Chi.square.compute.pvalues | R Documentation |
For a given similarity matrix a list of stability indices, sorted by descending order, from the most significant clustering to the least significant is given. Moreover the corresponding p-values, computed according to a chi-square based test are provided.
Chi.square.compute.pvalues(sim.matrix, s0 = 0.9)
sim.matrix |
a matrix that stores the similarity between pairs of clustering across multiple number of clusters and multiple clusterings. Rows correspond to the different clusterings; columns to the n repeated clusterings for each number of clusters. Row 1 corresponds to a 2-clustering, row 2 to a 3-clustering, ... row m to a m+1 clustering. |
s0 |
threshold for the similarity value (default 0.9) |
The stability index for a given clustering is computed as the mean of the similarity indices between pairs of
k-clusterings obtained from the perturbed data. The similarity matrix given as input can be obtained from the functions
do.similarity.resampling, do.similarity.projection, do.similarity.noise.

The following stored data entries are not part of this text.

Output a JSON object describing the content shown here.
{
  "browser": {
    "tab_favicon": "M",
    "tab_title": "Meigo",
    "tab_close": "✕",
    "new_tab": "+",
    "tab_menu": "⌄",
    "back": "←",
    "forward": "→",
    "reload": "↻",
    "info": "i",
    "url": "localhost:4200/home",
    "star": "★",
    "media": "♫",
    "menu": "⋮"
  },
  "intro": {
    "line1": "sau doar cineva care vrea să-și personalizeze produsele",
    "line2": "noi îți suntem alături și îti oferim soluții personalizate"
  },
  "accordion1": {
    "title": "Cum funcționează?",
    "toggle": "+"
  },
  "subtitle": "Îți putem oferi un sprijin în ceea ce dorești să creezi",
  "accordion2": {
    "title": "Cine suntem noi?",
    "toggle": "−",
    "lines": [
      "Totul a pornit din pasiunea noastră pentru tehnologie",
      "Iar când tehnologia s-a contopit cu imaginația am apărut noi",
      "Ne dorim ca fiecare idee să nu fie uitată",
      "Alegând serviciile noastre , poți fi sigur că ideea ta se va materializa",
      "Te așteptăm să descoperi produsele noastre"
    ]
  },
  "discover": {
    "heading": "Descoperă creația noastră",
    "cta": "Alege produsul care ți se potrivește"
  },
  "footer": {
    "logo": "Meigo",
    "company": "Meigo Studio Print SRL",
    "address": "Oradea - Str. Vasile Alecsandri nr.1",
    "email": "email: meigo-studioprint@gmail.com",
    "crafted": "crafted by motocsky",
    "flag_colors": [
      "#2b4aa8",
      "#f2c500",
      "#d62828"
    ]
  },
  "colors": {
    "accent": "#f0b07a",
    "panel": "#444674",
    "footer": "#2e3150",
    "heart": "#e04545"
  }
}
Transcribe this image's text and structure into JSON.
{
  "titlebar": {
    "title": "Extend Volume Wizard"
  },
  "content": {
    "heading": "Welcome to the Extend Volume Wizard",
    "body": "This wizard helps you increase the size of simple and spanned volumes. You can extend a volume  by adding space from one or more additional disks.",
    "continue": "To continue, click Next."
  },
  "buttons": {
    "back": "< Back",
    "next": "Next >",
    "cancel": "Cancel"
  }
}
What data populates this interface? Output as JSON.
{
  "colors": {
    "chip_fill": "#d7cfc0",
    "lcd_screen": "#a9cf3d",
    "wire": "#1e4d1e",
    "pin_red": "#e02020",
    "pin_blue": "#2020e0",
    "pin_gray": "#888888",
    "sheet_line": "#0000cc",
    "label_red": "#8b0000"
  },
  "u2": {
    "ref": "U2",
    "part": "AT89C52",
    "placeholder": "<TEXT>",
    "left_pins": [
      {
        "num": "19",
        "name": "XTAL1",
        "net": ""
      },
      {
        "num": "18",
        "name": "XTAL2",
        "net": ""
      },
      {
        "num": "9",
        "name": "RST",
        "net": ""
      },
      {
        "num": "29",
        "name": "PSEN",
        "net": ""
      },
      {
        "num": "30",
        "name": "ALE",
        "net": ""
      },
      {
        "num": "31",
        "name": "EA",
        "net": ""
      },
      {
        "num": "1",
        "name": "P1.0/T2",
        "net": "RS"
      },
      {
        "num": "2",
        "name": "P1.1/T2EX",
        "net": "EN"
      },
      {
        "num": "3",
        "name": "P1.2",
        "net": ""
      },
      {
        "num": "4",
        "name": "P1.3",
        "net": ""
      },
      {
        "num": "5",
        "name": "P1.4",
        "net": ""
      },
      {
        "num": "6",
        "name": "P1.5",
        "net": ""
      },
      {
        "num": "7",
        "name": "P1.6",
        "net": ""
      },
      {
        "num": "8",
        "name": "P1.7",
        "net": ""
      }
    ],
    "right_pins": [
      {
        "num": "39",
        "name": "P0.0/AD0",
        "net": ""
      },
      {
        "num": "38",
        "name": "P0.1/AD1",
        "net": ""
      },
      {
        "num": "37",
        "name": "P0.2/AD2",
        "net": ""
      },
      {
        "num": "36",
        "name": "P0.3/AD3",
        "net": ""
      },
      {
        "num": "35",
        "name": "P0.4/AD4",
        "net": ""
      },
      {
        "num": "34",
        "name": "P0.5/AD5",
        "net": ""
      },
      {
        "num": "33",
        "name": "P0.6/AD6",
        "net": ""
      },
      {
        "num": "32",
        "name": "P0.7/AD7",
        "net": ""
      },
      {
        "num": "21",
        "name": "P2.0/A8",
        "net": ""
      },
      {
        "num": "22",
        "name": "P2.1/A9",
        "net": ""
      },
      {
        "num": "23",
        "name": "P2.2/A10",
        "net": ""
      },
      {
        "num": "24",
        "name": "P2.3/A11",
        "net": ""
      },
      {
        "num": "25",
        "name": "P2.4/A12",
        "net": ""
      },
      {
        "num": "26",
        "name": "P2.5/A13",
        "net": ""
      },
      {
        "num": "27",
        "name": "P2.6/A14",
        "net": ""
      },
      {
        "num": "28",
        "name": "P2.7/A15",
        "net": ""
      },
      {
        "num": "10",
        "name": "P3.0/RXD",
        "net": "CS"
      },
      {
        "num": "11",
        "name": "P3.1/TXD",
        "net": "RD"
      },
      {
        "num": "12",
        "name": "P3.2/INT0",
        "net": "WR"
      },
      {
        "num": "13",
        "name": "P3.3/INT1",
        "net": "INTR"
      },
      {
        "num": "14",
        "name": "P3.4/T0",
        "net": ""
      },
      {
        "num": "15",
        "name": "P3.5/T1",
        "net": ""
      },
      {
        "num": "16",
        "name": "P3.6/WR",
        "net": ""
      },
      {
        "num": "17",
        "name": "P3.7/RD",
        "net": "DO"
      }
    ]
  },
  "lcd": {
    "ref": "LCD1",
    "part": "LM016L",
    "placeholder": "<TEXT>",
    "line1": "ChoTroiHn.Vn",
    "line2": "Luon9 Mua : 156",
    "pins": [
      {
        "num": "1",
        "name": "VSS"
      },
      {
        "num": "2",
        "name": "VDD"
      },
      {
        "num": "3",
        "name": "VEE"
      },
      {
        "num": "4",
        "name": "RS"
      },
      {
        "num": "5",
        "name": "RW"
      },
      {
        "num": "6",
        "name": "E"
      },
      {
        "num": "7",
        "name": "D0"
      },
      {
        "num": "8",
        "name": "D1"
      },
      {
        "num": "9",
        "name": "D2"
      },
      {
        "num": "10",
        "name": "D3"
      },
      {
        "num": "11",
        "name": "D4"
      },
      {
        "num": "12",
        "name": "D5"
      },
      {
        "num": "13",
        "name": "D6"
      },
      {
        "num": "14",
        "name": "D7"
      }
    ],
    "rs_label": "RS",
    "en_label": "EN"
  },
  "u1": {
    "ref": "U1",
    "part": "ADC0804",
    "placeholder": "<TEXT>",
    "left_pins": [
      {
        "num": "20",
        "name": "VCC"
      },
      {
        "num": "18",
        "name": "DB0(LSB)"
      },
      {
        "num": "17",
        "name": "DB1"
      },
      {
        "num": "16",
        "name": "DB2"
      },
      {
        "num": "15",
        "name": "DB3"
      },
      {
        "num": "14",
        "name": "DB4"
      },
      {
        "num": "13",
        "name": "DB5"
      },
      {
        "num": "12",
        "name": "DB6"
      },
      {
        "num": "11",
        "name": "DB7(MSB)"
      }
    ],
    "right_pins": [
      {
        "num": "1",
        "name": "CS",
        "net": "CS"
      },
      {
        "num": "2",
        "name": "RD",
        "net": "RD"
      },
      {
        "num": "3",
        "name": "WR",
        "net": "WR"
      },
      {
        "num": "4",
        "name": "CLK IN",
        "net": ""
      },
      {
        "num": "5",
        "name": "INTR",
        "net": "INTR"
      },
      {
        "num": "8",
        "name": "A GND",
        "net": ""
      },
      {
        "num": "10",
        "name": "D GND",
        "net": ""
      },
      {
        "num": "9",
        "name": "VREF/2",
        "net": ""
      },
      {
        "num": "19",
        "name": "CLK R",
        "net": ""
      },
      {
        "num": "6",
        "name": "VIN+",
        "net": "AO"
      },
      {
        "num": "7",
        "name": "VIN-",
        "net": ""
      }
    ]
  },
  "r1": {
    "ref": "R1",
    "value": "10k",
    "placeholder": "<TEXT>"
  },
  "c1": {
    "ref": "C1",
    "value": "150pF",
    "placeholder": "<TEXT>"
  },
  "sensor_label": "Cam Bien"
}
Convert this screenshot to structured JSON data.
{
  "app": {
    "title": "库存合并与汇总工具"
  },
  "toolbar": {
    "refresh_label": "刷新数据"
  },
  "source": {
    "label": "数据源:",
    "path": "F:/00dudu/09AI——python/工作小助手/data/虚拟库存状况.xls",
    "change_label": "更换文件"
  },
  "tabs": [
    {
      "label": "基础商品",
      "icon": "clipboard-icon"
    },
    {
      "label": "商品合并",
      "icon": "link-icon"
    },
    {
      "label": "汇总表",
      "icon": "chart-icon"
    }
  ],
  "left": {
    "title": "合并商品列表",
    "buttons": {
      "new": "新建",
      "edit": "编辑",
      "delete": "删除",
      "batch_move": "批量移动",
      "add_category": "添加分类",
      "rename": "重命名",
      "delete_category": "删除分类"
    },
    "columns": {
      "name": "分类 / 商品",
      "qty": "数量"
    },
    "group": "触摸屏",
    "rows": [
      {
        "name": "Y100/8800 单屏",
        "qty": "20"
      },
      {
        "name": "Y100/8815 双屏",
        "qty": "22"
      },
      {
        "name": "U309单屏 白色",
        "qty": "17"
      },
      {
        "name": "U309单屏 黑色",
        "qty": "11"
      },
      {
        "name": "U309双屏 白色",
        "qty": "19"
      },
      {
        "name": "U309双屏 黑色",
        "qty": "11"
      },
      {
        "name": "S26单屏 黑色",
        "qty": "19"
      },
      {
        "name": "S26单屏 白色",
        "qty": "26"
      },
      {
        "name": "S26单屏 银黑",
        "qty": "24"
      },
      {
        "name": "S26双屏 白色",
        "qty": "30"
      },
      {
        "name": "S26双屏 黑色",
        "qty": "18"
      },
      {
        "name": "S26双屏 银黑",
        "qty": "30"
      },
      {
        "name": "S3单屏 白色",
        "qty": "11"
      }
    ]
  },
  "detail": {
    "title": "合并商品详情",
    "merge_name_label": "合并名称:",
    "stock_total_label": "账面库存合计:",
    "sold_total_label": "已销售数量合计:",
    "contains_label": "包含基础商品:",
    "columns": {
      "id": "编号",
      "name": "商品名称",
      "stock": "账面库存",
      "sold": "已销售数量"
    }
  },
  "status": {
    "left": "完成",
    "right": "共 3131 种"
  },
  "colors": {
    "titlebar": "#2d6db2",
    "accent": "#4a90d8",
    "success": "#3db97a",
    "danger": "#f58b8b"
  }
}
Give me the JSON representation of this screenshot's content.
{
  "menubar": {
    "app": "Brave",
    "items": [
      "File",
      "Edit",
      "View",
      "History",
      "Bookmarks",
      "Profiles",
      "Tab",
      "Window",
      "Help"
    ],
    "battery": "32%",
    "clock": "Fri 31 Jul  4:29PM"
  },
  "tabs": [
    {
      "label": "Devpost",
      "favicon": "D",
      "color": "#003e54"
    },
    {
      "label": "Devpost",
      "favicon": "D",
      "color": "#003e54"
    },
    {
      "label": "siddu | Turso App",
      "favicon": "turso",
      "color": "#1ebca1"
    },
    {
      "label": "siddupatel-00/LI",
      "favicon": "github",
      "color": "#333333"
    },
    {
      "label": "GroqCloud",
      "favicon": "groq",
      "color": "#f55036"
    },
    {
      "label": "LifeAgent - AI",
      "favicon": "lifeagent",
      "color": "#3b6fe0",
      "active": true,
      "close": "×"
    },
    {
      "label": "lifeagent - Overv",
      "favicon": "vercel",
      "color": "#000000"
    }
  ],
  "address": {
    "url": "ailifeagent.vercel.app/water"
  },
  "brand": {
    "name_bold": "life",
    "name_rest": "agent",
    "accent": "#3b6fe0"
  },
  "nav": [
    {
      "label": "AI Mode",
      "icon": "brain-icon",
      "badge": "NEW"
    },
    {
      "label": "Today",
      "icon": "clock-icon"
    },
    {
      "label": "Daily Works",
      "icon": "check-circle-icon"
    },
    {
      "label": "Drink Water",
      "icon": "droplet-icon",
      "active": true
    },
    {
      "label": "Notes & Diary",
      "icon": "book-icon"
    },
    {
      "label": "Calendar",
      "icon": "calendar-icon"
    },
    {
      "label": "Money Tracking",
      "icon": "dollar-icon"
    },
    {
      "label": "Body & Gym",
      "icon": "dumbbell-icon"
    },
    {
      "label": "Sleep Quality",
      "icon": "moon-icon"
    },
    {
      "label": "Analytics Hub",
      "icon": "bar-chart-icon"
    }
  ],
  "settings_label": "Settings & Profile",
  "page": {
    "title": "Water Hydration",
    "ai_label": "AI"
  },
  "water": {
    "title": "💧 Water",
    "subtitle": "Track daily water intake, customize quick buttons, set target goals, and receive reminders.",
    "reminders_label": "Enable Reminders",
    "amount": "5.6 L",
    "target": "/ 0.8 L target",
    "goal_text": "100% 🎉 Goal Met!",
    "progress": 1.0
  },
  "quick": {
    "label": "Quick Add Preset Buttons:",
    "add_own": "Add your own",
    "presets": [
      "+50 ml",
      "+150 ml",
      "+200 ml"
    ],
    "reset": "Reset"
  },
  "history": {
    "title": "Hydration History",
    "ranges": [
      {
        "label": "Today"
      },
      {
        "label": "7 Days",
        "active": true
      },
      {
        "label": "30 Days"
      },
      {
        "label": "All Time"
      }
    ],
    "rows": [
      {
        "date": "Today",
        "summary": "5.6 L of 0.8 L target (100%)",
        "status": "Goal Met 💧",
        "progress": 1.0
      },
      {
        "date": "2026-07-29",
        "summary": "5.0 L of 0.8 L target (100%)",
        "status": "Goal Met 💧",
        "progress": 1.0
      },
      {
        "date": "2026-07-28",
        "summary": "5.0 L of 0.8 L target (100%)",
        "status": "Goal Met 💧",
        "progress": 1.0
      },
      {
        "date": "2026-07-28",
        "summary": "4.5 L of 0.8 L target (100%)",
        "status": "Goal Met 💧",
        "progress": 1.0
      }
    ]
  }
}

For each k-clustering the proportion
of pairs of perturbed clusterings having similarity indices larger than a given threshold (the parameter s0
) is computed.
The p-values are obtained according the chi-square test between multiple proportions (each proportion corresponds to a different k-clustering).
A low p-value means that there is a significant difference between the top sorted and the given k-clustering.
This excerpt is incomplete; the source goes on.